The data gained from that, run over over five growing seasons, will be shared broadly among the dairy community. “As part of our environmental stewardship commitment we will begin reporting on our progress towards our 2050 goals.”

The coordinators will disseminate key learnings every five years, beginning in 2025.

Regional approach 

The project will be executed across four dairy regions responsible for about 80% of US milk production: Northeast, Lakes, Mountain and Pacific. It involves collaboration with the Soil Health Institute and leading dairy research institutions including UW–Madison, Cornell University, University of California at Davis, Texas A&M AgriLife Research, University of Wisconsin-Platteville, University of Vermont, and US Department of Agriculture Agricultural Research Service (USDA ARS) Northwest Irrigation and Soils Research in Kimberly, Idaho.

Dozens of dairies representing climates and soils of these major production regions will participate in a baseline survey of soil health and carbon storage. Additionally, eight farms, including five operating dairies, two university research dairies and one USDA ARS research farm, will participate.

“What we have done is divided the country into the four primary regions and within each of those regions, we have a combination of both large plot and field scale work, with water quality and/or water quality elements within each of the regions.

“We will look to measure the environmental outcomes of a systems-based approach compared to ‘business as usual’ on a regional basis.

“The work that we are executing is focused on assessing the impact of minimal disturbance tillage, cover cropping, innovative crop rotation and new manure based products; we are evaluating the impact on three primary categories: understanding soil carbon sequestration, understanding the agronomic and the environmental outcomes associated with those management practices, and enumerating the soil health benefits.

“And while soil carbon sequestration fits under the broad soil health category, we have opted to treat it separately because it represents a significant opportunity to impact the farm’s GHG footprint,”​ explained Wallace.

Carbon, water quality credits

There are renewed efforts underway in the US to build a market that would pay farmers for their conservation and environmental practices. Carbon markets have really developed over the last couple years, targeting US farmers who are new to adopting soil health practices, especially in the areas of tillage reduction and cover crops.

“These programs seek to compensate dairy farmers based on the measured quantity of carbon sequestered as a result of those practices. What we want to do on the dairy side is to develop out the necessary background data needed to support the quantification of carbon sequestration resulting from [those innovative soil health management techniques],”​ said Wallace.
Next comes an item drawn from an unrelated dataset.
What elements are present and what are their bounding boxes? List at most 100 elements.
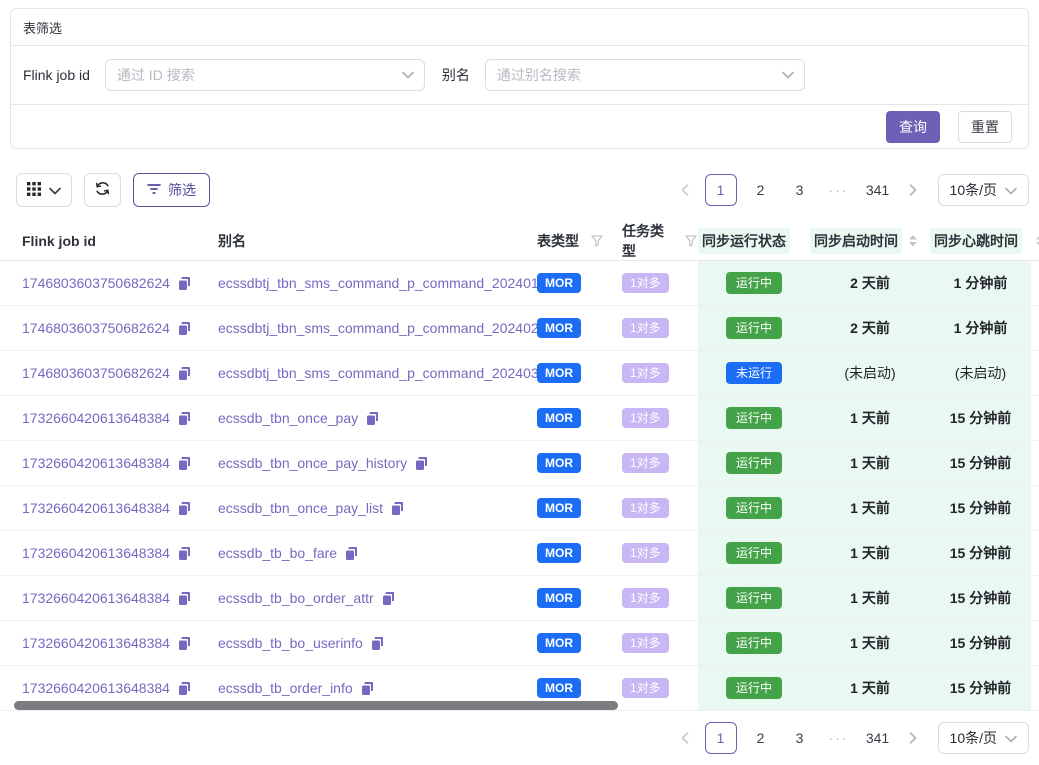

On the water quality side, Wisconsin has advanced legislation to boost water quality trading programs and put the state at the forefront of market-driven, clean water solutions. “The state is now looking to establish a central clearinghouse to transact water quality pollution credits. Hopefully, many other states will follow," ​said Vander Molen.

“And what we are trying to do through this project is to try to better understand what dairy farming’s potential is to participate in both carbon and water quality markets, what improvements can farmers make so that such programs are more approachable and more accessible to them,”​ she added.